These results indicate that either the amplitude and/or timing of excitatory and inhibitory inputs are independent, or that they are phase-shifted with sufficient lag to prevent cancelation of synaptic current fluctuations at −40 mV. To examine the amplitude–temporal relationship between excitation and inhibition, we performed cross-correlations between simultaneously recorded EPSCs and IPSCs in nearby pairs of pyramidal or fast-spiking neurons (Fig. 8C–F). On average, EPSCs and IPSCs were temporally correlated at nonzero lag. EPSC amplitude appears to peak, on average, just before IPSC amplitude, by 6 ms in pyramidal cell pairs (n = 12 pairs) and 4 ms in fast-spiking interneuron pairs (n = 7 pairs; Fig. 8E,F). This time lag agreed with the measured lag between average excitatory and inhibitory currents in the spike-triggered average of fast-spiking interneurons pairs (Fig. 6D). This temporal relationship between EPSCs and IPSCs supports the hypothesis that fast-spiking interneurons are driven, on a cycle-by-cycle basis, by activity in pyramidal cells. The short delay between excitation and inhibition may allow for only brief opportunities for action potential generation in fast-spiking interneurons.

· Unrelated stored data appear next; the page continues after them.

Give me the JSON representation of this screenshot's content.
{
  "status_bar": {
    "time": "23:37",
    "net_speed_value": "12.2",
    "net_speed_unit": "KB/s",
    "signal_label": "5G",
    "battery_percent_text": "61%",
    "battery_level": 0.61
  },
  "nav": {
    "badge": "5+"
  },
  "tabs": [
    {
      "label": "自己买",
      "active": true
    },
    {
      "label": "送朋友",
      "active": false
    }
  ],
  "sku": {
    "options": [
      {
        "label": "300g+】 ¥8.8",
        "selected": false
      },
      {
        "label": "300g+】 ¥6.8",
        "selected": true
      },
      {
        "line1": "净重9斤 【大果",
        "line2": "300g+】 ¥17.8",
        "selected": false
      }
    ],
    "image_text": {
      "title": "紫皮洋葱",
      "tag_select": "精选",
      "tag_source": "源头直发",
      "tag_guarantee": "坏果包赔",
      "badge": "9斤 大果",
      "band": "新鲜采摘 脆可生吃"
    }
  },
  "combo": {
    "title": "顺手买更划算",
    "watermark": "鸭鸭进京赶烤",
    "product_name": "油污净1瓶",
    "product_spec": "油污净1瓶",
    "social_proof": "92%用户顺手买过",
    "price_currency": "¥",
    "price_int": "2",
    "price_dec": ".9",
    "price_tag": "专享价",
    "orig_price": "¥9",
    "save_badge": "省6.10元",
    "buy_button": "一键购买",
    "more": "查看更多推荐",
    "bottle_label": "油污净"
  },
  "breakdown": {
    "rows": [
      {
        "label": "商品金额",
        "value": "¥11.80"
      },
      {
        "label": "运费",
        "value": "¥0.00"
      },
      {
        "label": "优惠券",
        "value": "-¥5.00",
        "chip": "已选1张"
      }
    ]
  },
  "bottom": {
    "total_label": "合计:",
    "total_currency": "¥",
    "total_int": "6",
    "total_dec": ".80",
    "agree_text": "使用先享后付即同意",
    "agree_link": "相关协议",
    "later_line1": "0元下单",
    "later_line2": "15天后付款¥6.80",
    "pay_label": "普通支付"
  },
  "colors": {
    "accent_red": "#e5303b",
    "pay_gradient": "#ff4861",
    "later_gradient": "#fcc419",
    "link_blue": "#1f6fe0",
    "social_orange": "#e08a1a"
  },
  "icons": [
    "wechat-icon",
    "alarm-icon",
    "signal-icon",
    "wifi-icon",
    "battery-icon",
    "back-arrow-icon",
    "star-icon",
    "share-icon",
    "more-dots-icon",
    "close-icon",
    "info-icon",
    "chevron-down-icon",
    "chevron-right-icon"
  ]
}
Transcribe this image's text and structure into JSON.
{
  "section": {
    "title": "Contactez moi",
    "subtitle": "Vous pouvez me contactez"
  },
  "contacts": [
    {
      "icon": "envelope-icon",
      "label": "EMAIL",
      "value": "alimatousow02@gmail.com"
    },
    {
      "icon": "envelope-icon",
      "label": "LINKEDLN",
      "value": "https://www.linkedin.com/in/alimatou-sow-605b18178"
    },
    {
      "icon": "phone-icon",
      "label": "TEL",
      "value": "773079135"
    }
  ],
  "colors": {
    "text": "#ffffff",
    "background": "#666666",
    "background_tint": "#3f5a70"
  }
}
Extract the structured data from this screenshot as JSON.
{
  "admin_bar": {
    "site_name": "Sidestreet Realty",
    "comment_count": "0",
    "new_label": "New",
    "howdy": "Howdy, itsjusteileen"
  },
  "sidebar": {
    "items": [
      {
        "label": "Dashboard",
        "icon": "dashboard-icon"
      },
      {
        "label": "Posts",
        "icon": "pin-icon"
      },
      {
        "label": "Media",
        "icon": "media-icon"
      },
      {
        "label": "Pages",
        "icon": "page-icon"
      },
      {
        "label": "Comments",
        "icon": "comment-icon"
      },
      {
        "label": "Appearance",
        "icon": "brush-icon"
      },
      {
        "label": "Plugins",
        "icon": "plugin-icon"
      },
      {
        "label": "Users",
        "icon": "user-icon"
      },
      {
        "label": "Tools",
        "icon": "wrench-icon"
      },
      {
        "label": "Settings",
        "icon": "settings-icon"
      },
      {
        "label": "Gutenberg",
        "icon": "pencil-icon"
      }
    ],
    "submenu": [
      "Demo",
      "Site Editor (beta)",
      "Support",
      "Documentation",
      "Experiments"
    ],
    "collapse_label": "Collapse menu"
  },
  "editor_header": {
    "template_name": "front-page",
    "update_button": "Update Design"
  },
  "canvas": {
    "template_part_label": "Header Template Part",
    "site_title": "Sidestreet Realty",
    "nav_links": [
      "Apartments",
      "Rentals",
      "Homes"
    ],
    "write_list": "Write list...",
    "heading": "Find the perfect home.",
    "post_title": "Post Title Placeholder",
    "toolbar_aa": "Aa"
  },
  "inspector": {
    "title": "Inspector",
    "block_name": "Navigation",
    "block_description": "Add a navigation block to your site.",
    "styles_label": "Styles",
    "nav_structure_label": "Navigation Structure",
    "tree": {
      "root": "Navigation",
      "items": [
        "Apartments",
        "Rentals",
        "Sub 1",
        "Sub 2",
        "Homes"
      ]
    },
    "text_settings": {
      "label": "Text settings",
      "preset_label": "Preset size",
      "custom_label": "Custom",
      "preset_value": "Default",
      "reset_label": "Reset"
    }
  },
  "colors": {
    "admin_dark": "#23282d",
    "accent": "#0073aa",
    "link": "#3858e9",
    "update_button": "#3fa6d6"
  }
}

Synchrony is not dependent upon Cx36-associated gap junctions
Modeling studies have suggested that electrical coupling between fast-spiking interneurons may play an important role in the synchronization of action potential discharge of these cells (for review, see Whittington et al., 2011; Buzsáki and Wang, 2012). To examine this hypothesis, we measured the degree of electrical coupling between simultaneously recorded fast-spiking interneurons (Fig. 9A) and related it to the level of synchronous discharge observed in these cell pairs. Our recordings revealed no significant correlation between the coupling coefficient and tight spike synchrony in fast-spiking pairs (r = 0.47, p = 0.065; n = 16; Fig. 9B). Cx36 is the primary mediator of electrical coupling in cortical fast-spiking neurons, and Cx36 KO mice exhibit little or no electrical coupling between cortical fast-spiking neurons (Hormuzdi et al., 2001; Söhl et al., 2005). All Cx36 KO fast-spiking interneuron pairs tested (n = 15/15) lacked electrical coupling. However, we did not detect any significant difference in the average amplitude of spike synchrony between simultaneously recorded pairs of fast-spiking interneurons (wild type: sumc, 0.052 ± 0.0124; n = 25; Cx36 KO: sumc, 0.034 ± 0.011, n = 16, p = 0.48), or IPSC synchrony between neighboring pyramidal cells (wild type: r = 0.49 ± 0.040, n = 20; Cx36 KO: r = 0.49 ± 0.060, n = 8; p = 0.99, two-tailed t test), in Cx36 KO brain slices versus normal controls (Fig. 9C). These results indicate that electrical coupling between fast-spiking interneurons is not essential to the generation of tight spike synchrony between these GABAergic neurons.
Discussion
Synchronization of spike activity within the time frame useful for temporal summation in a single neuron (e.g., 10 ms) has been proposed to be particularly important in the efficiency of transmission within cortical networks, and has been associated with the generation of gamma-frequency activities (Engel et al., 2001; Fries et al., 2007; Fries, 2009; Buzsáki and Schomburg, 2015). In this study, we dissected the synaptic mechanisms of tight spike synchrony and gamma rhythmicity. We showed that during the Up state of the slow oscillation, both in vivo and in vitro, there is an excess of pairwise spike synchrony with strong gamma coherence, particularly in fast-spiking interneurons. Dual whole-cell recordings indicate that this synchronized action potential discharge is mediated by shared and/or synchronized synaptic potentials, arriving in a pattern that is consistent with the PING mechanism of gamma-oscillation generation; namely, a decay of inhibition, followed by the sudden arrival of an excitatory event (prominent in fast-spiking neurons), followed by a rapid increase in inhibition, which then lessens, leading up to the next network discharge (Fig. 10A,B). The time required to complete one cycle, from pyramidal cell discharge, to fast-spiking neuron discharge, to inhibition of postsynaptic neurons followed by withdrawal of that inhibition, occurs within a range of ∼20–40 ms (Figs. 6, 8), thereby promoting a preferred frequency range in our preparation of ∼25–50 Hz. Indeed, comparing the timing of excitatory and inhibitory synaptic events in neighboring neurons also supports the PING mechanism, whereby pyramidal cell discharge initiates action potential activity in fast-spiking interneurons, which in turn inhibit and phase the next cycle of pyramidal (and fast-spiking) neuronal discharge (Figs. 6, 8, 10). These results are consistent with previous investigations of spontaneously occurring gamma-frequency rhythmic activity in vivo (for review, see Tiesinga and Sejnowski, 2009; Buzsáki and Wang, 2012) and extend these findings to reveal the potential mechanisms of tight (<10 ms) spike synchrony of fast-spiking inhibitory interneurons at gamma frequencies.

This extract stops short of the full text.